In contrast, the photography studio where Simsim works becomes a small pocket of liberation. There, an independent woman named Sabah owns a parrot that roams freely across the set — a cinematic inversion of Qasem’s cages. Within this juxtaposition lies the film’s dialectic: captivity versus autonomy, submission versus flight.

Even the protagonist’s chosen name, Simsim, holds symbolic weight. Derived from Iftah Ya Simsim (“Open Sesame”), it evokes childhood wonder and the unlocking of hidden doors. The film, then, becomes a story of opening , not just of doors, but of consciousness.

Performances Anchored in Truth

Saja Kilani delivers a quietly devastating performance as Simsim. Her expressiveness lies in stillness ,a tremor of the lip, a held breath, a gaze that refuses surrender. Kilani embodies the paradox of a woman both subdued and defiant, her gestures echoing the rhythm of daily endurance. It’s an astonishing debut, and it earned her the Best Actress (Debut) award at the Amman International Film Festival 2025.

Majd Eid’s portrayal of Qasem veers toward tragicomic absurdity. He is no tyrant — merely a man so domesticated by custom that he mistakes obedience for virtue. His oblivious kindness renders him both sympathetic and culpable, an embodiment of structural misogyny’s banality. The humor that arises from his interactions with Simsim,particularly as she bizarrely attempts to “marry him off” creates tonal elasticity, allowing the film to oscillate between laughter and lament.

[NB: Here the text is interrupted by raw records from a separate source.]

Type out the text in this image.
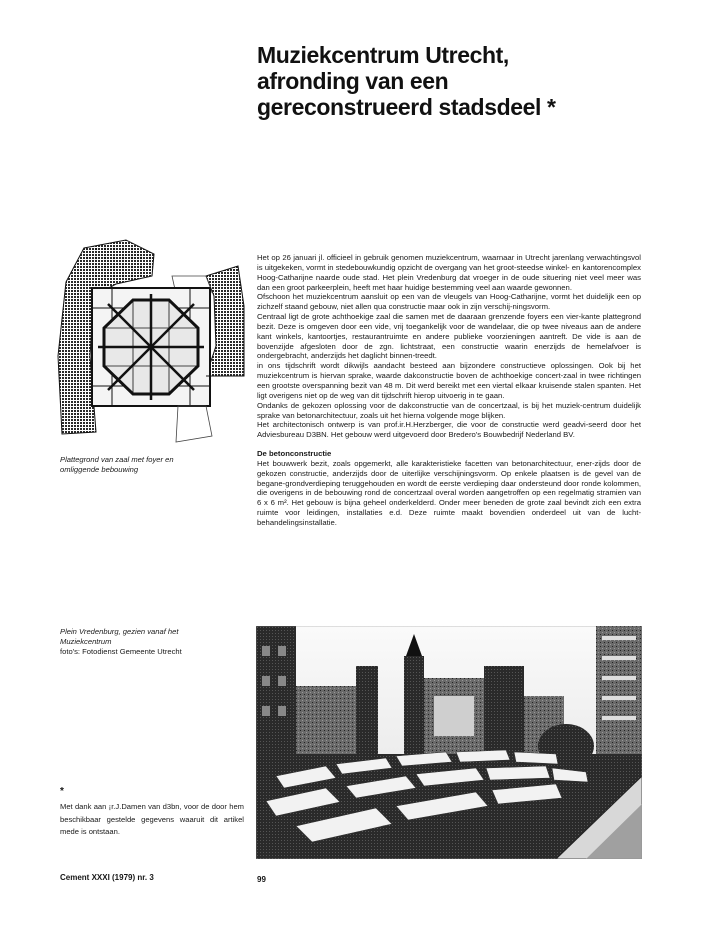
Muziekcentrum Utrecht,
afronding van een
gereconstrueerd stadsdeel *
Plattegrond van zaal met foyer en
omliggende bebouwing

Het op 26 januari jl. officieel in gebruik genomen muziekcentrum, waarnaar in Utrecht jarenlang verwachtingsvol is uitgekeken, vormt in stedebouwkundig opzicht de overgang van het groot-steedse winkel- en kantorencomplex Hoog-Catharijne naarde oude stad. Het plein Vredenburg dat vroeger in de oude situering niet veel meer was dan een groot parkeerplein, heeft met haar huidige bestemming veel aan waarde gewonnen.

Ofschoon het muziekcentrum aansluit op een van de vleugels van Hoog-Catharijne, vormt het duidelijk een op zichzelf staand gebouw, niet allen qua constructie maar ook in zijn verschij-ningsvorm.

Centraal ligt de grote achthoekige zaal die samen met de daaraan grenzende foyers een vier-kante plattegrond bezit. Deze is omgeven door een vide, vrij toegankelijk voor de wandelaar, die op twee niveaus aan de andere kant winkels, kantoortjes, restaurantruimte en andere publieke voorzieningen aantreft. De vide is aan de bovenzijde afgesloten door de zgn. lichtstraat, een constructie waarin enerzijds de hemelafvoer is ondergebracht, anderzijds het daglicht binnen-treedt.

in ons tijdschrift wordt dikwijls aandacht besteed aan bijzondere constructieve oplossingen. Ook bij het muziekcentrum is hiervan sprake, waarde dakconstructie boven de achthoekige concert-zaal in twee richtingen een grootste overspanning bezit van 48 m. Dit werd bereikt met een viertal elkaar kruisende stalen spanten. Het ligt overigens niet op de weg van dit tijdschrift hierop uitvoerig in te gaan.

Ondanks de gekozen oplossing voor de dakconstructie van de concertzaal, is bij het muziek-centrum duidelijk sprake van betonarchitectuur, zoals uit het hierna volgende moge blijken.

Het architectonisch ontwerp is van prof.ir.H.Herzberger, die voor de constructie werd geadvi-seerd door het Adviesbureau D3BN. Het gebouw werd uitgevoerd door Bredero's Bouwbedrijf Nederland BV.

De betonconstructie

Het bouwwerk bezit, zoals opgemerkt, alle karakteristieke facetten van betonarchitectuur, ener-zijds door de gekozen constructie, anderzijds door de uiterlijke verschijningsvorm. Op enkele plaatsen is de gevel van de begane-grondverdieping teruggehouden en wordt de eerste verdieping daar ondersteund door ronde kolommen, die overigens in de bebouwing rond de concertzaal overal worden aangetroffen op een regelmatig stramien van 6 x 6 m². Het gebouw is bijna geheel onderkelderd. Onder meer beneden de grote zaal bevindt zich een extra ruimte voor leidingen, installaties e.d. Deze ruimte maakt bovendien onderdeel uit van de lucht-behandelingsinstallatie.

Plein Vredenburg, gezien vanaf het
Muziekcentrum
foto's: Fotodienst Gemeente Utrecht
*
Met dank aan ¡r.J.Damen van d3bn, voor de door hem beschikbaar gestelde gegevens waaruit dit artikel mede is ontstaan.
Cement XXXI (1979) nr. 3	99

Supporting characters deepen the film’s realism. The mother embodies the echo of generations past  her fear of “shame” is the true antagonist of the film. Dina, the coworker resigned to marry a man like her father, functions as Simsim’s mirror image: the woman who stays. Sabah, confident and unburdened, stands as the film’s vision of what freedom might look like — embodied, imperfect, but possible.

Cinema Beyond the Capital

More than a story, Simsim represents a geographical and creative rupture. Born from a Royal Film Commission initiative in Irbid, it emerged from workshops where young women developed stories rooted in their lived environment. Written by Tamara Oweis, Razzan Al-Zoubi, Tayma Al-Twaisi, and Zahraa Bani Yaseen, the screenplay captures the textures of local speech, the cadence of Irbid’s streets, and the quiet dignity of its women.

By refusing to relocate the production to Amman, Samirat and her team made a statement: that the peripheries hold their own cinematic truths. The result is a film that feels of its place,its dust, its dialect, its sky.

A Film That Breathes Humanity

Simsim is not a flawless film. Some of its dialogue wavers; certain scenes linger longer than they should. But its imperfections are part of its pulse — the tremor of new filmmakers finding their voice. What it achieves, above all, is sincerity: an emotional authenticity often missing from polished cinema.

When the lights dimmed at its Amman premiere, the applause carried more than appreciation; it carried recognition. Viewers saw themselves, their mothers, sisters, and neighbors,  in Simsim’s quiet rebellion.

In the end, Simsim is not only about a woman seeking divorce. It’s about a woman seeking air. It’s about the moment the caged bird looks up, measures the distance to the sky, and , wings trembling , dares to fly.